Ingredients:

  • 1 tablespoon olive oil (15 ml)
  • 1 medium yellow onion, chopped (approx. 1 cup) (150g)
  • 2 cloves garlic, minced (approx. 2 teaspoons) (6g)
  • 1 red bell pepper, chopped (approx. 1 cup) (150g)
  • 1 jalapeño, seeded and minced (optional, for extra heat)
  • 1 teaspoon chili powder (5 ml)
  • 1 teaspoon cumin (5 ml)
  • 1/2 teaspoon smoked paprika (2.5 ml)
  • 1/4 teaspoon cayenne pepper (optional, for extra heat) (1.25 ml)
  • 6 cups chicken broth (1.4 liters)
  • 1 (10 ounce) can enchilada sauce (280g)
  • 1 (15 ounce) can black beans, rinsed and drained (425g)
  • 1 (15 ounce) can corn, drained (425g)
  • 2 cups cooked shredded chicken (approx. 300g)
  • 1/2 cup heavy cream (120 ml)
  • Salt and black pepper to taste
  • 2 tablespoons chopped fresh cilantro, for garnish
  • Shredded cheddar cheese (optional)
  • Sour cream (optional)
  • Avocado, diced (optional)
  • Tortilla chips (optional)

Instructions:

  1. Heat olive oil in a large pot over medium heat.
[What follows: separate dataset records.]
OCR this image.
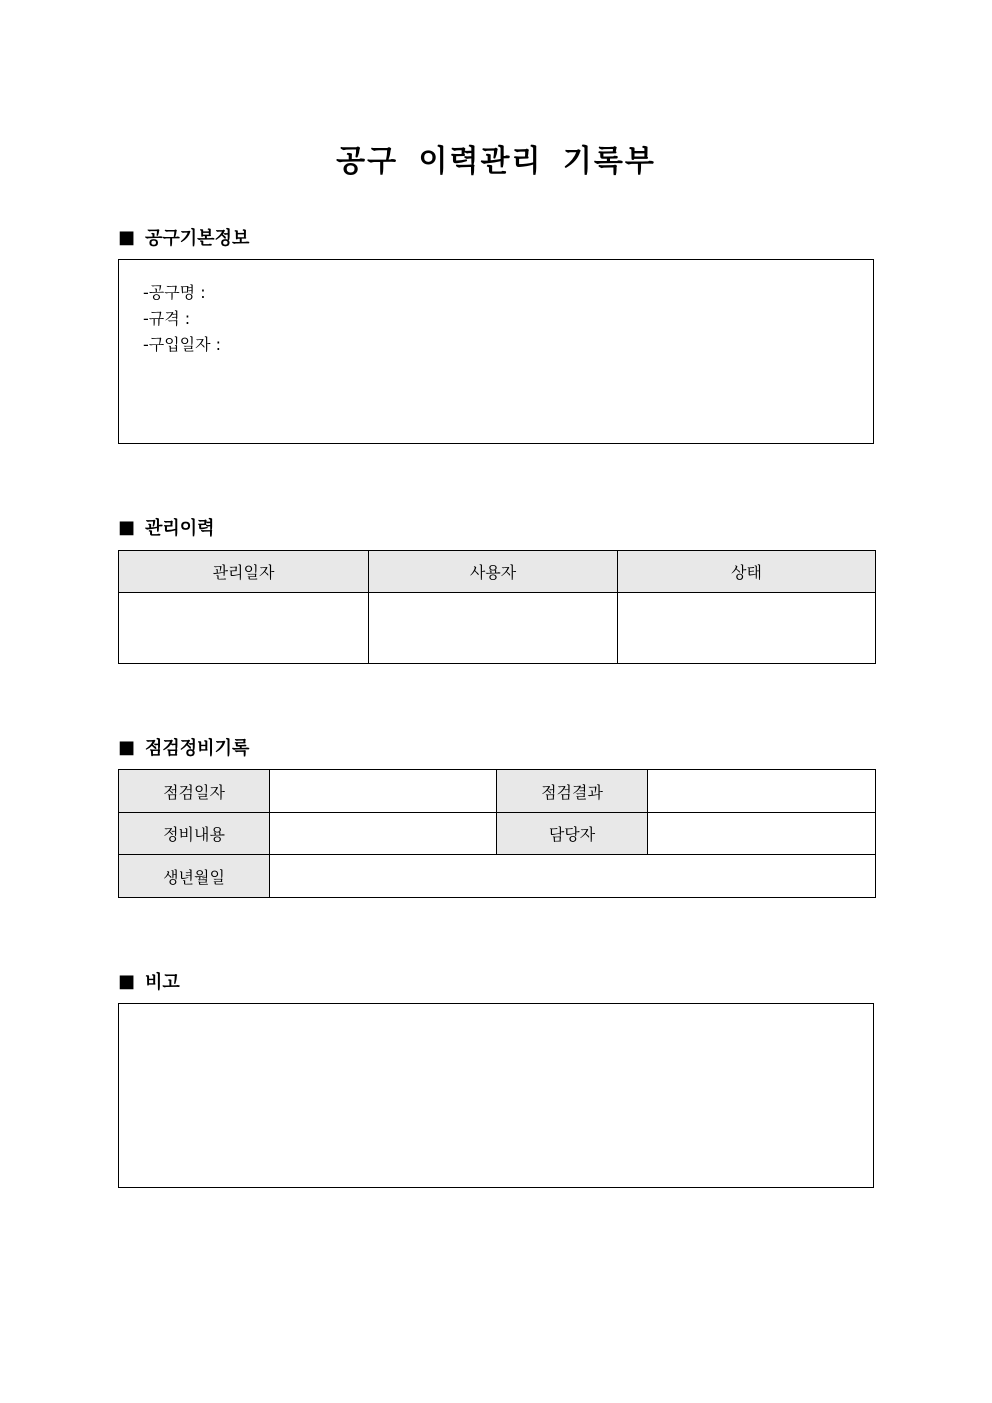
공구 이력관리 기록부
■ 공구기본정보
-공구명 :
-규격 :
-구입일자 :
■ 관리이력
관리일자	사용자	상태

■ 점검정비기록
점검일자		점검결과	
정비내용		담당자	
생년월일			
■ 비고
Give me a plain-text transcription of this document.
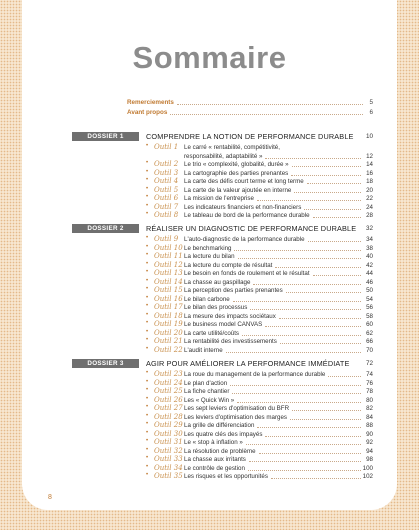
Sommaire
Remerciements	5
Avant propos	6
DOSSIER 1	COMPRENDRE LA NOTION DE PERFORMANCE DURABLE 10
• Outil 1 Le carré « rentabilité, compétitivité,
responsabilité, adaptabilité »	12
• Outil 2 Le trio « complexité, globalité, durée »	14
• Outil 3 La cartographie des parties prenantes	16
• Outil 4 La carte des défis court terme et long terme	18
• Outil 5 La carte de la valeur ajoutée en interne	20
• Outil 6 La mission de l'entreprise	22
• Outil 7 Les indicateurs financiers et non-financiers	24
• Outil 8 Le tableau de bord de la performance durable	28
DOSSIER 2	RÉALISER UN DIAGNOSTIC DE PERFORMANCE DURABLE 32
• Outil 9 L'auto-diagnostic de la performance durable	34
• Outil 10 Le benchmarking	38
• Outil 11 La lecture du bilan	40
• Outil 12 La lecture du compte de résultat	42
• Outil 13 Le besoin en fonds de roulement et le résultat	44
• Outil 14 La chasse au gaspillage	46
• Outil 15 La perception des parties prenantes	50
• Outil 16 Le bilan carbone	54
• Outil 17 Le bilan des processus	56
• Outil 18 La mesure des impacts sociétaux	58
• Outil 19 Le business model CANVAS	60
• Outil 20 La carte utilité/coûts	62
• Outil 21 La rentabilité des investissements	66
• Outil 22 L'audit interne	70
DOSSIER 3	AGIR POUR AMÉLIORER LA PERFORMANCE IMMÉDIATE	72
• Outil 23 La roue du management de la performance durable	74
• Outil 24 Le plan d'action	76
• Outil 25 La fiche chantier	78
• Outil 26 Les « Quick Win »	80
• Outil 27 Les sept leviers d'optimisation du BFR	82
• Outil 28 Les leviers d'optimisation des marges	84
• Outil 29 La grille de différenciation	88
• Outil 30 Les quatre clés des impayés	90
• Outil 31 Le « stop à inflation »	92
• Outil 32 La résolution de problème	94
• Outil 33 La chasse aux irritants	98
• Outil 34 Le contrôle de gestion	100
• Outil 35 Les risques et les opportunités	102
8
Add onion, garlic, bell pepper, and jalapeño (if using) and sauté until softened, about 5-7 minutes.
  2. Stir in chili powder, cumin, smoked paprika, and cayenne pepper (if using). Cook for 1 minute, until fragrant.
  3. Pour in chicken broth and enchilada sauce. Add black beans and corn. Bring to a simmer.
  4. Reduce heat to low, cover, and simmer for 15 minutes to allow flavors to meld.
  5. Stir in shredded chicken and heavy cream. Heat through. Do NOT boil after adding cream.
  6. Season with salt and black pepper to taste. Ladle into bowls and garnish with cilantro and desired toppings. Enjoy your enchilada soup!